I also believe that there are certain photographers whose work certainly warrants monographic treatment. As a curator, I serve as a conduit for artists. I see my job, at least in part, is to create exhibition opportunities so that their work may be seen by as wide an audience as possible.

Garrett Hansen

DB: For the 14th Annual Joyce Elaine Grant Photography Exhibition, you set the theme: Out of this World. What influenced you to create this specific theme? How did you consider selecting work to fit within the theme?

AW:
Basically, I was interested in finding work that made me want to look at it for more than five seconds, and that took me outside ordinary modes of perception. I wanted to bring together a group of photographs that were visually engaging, and that prompted me to ask the simple question: What exactly am I looking at in this picture? By selecting the theme, “Out of This World,” I thought I might encourage submissions by artists working in a variety of photographic practices: those who use alternative processes, who work with appropriation, or who make so-called straight, documentary-style photographs. Luckily, that strategy was successful. In the end, I included a bit of everything.

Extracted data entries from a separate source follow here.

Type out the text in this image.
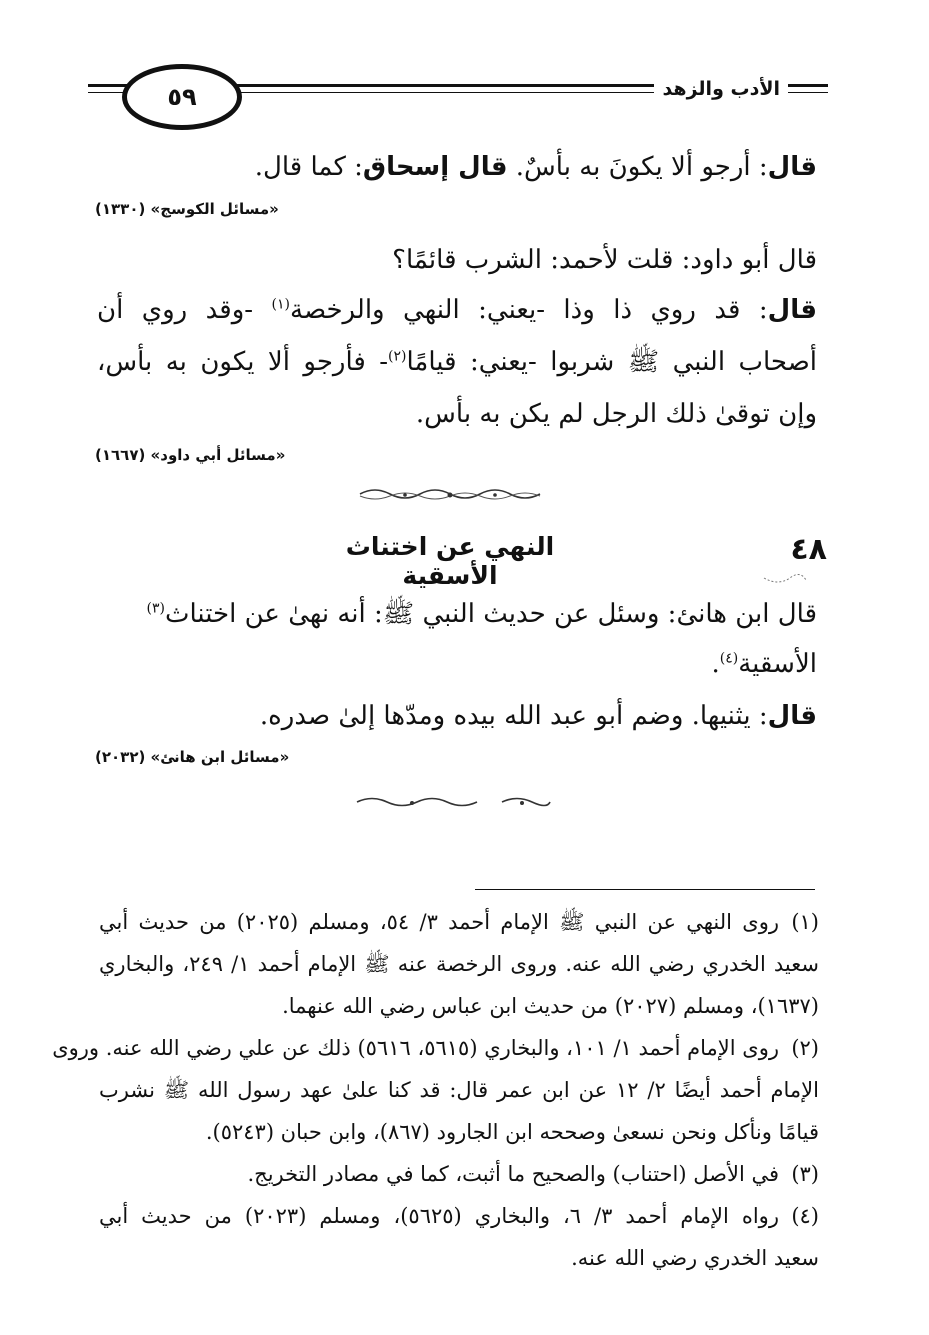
٥٩	الأدب والزهد
قال: أرجو ألا يكونَ به بأسٌ. قال إسحاق: كما قال.
«مسائل الكوسج» (١٣٣٠)
قال أبو داود: قلت لأحمد: الشرب قائمًا؟
قال: قد روي ذا وذا -يعني: النهي والرخصة$^{(١)}$ -وقد روي أن
أصحاب النبي ﷺ شربوا -يعني: قيامًا$^{(٢)}$- فأرجو ألا يكون به بأس،
وإن توقىٰ ذلك الرجل لم يكن به بأس.
«مسائل أبي داود» (١٦٦٧)
٤٨
النهي عن اختناث الأسقية
قال ابن هانئ: وسئل عن حديث النبي ﷺ: أنه نهىٰ عن اختناث$^{(٣)}$
الأسقية$^{(٤)}$.
قال: يثنيها. وضم أبو عبد الله بيده ومدّها إلىٰ صدره.
«مسائل ابن هانئ» (٢٠٣٢)
(١)
روى النهي عن النبي ﷺ الإمام أحمد ٣/ ٥٤، ومسلم (٢٠٢٥) من حديث أبي
سعيد الخدري رضي الله عنه. وروى الرخصة عنه ﷺ الإمام أحمد ١/ ٢٤٩، والبخاري
(١٦٣٧)، ومسلم (٢٠٢٧) من حديث ابن عباس رضي الله عنهما.
(٢)
روى الإمام أحمد ١/ ١٠١، والبخاري (٥٦١٥، ٥٦١٦) ذلك عن علي رضي الله عنه. وروى
الإمام أحمد أيضًا ٢/ ١٢ عن ابن عمر قال: قد كنا علىٰ عهد رسول الله ﷺ نشرب
قيامًا ونأكل ونحن نسعىٰ وصححه ابن الجارود (٨٦٧)، وابن حبان (٥٢٤٣).
(٣)
في الأصل (احتناب) والصحيح ما أثبت، كما في مصادر التخريج.
(٤)
رواه الإمام أحمد ٣/ ٦، والبخاري (٥٦٢٥)، ومسلم (٢٠٢٣) من حديث أبي
سعيد الخدري رضي الله عنه.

As I focused in on the final selection, I also thought about how pictures might relate to one another in the gallery, with the hope that a visual dialogue might evolve.

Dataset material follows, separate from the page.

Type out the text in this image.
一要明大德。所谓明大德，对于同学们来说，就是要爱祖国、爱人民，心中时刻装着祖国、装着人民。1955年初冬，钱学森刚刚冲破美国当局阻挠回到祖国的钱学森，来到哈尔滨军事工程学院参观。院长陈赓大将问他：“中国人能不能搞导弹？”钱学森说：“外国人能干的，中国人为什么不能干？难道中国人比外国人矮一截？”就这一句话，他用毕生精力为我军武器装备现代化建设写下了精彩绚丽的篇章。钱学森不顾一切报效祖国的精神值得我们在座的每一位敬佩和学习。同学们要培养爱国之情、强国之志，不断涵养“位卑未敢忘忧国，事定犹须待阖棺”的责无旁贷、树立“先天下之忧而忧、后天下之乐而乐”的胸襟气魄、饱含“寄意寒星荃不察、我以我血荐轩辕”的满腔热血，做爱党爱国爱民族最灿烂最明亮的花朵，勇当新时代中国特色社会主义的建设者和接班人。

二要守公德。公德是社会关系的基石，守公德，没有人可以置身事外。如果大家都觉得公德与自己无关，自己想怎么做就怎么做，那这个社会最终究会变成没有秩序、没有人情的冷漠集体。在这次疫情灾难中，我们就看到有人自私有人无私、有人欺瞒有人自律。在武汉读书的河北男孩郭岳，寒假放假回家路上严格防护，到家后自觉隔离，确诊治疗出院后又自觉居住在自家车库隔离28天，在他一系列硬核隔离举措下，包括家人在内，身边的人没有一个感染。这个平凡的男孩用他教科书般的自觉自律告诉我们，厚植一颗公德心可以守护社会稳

DB: What do you feel are the technological and rhetorical trends in contemporary photography? How are these trends shaping the way photographs are made, seen, shown, or discussed?

AW:
We’re at another one of those exciting moments of paroxysm in the field, when academics, artists and museum curators (those terms are not mutually exclusive by any means) scramble to define the parameters of contemporary practice. They never fully agree, but in general I enjoy the ongoing debates, as I think it’s healthy for the field to keep from becoming too static.

In terms of trends, there are a few I would identify. I see many artists who are fascinated by the materiality of analog and chemical photographic processes, and explore that as a conceptual practice. People like Marco Breuer, who has been working in this manner for some time, but is just now getting widespread recognition, or Allison Rossiter, Chris McCaw, Mathew Brandt and Liz Deschenes. I also see several artists exploring the threshold between still photography and video: Bill Viola, of course has been doing this for some time, but also younger artists like Owen Kydd and Adam Magyar. And there are many artists that explore the way photographic imagery circulates on the internet and through social media.



I’d add, however, that the kind of work I tend to see in galleries, at art fairs, and in major museum exhibitions differs from the wide variety I see submitted to exhibitions such as this, or at portfolio reviews like Fotofest or Photolucida. Sometimes these worlds intersect, but not as often as one might think, given the numbers of photographers emerging from graduate programs. The market for contemporary art, particularly in places like New York City, drives certain trends in an unhealthy manner, in my opinion. There are also gallerists and dealers who genuinely care and are deeply passionate about contemporary photography, and who play an important role in bringing an artist’s work to wider attention. It can be tough to navigate the market, as both an artist and a curator. I always have to ask myself: will we look back at this work 10-20 years from now and wonder what on earth were we thinking when we acquired it for our collection? Sometimes you just can’t easily answer that question.

I believe it is important to support exhibitions like this one, which create a vital opportunity for artists to show their work. I am very grateful to have been given the opportunity to curate this year’s show, which brought to my attention works I might never have seen otherwise.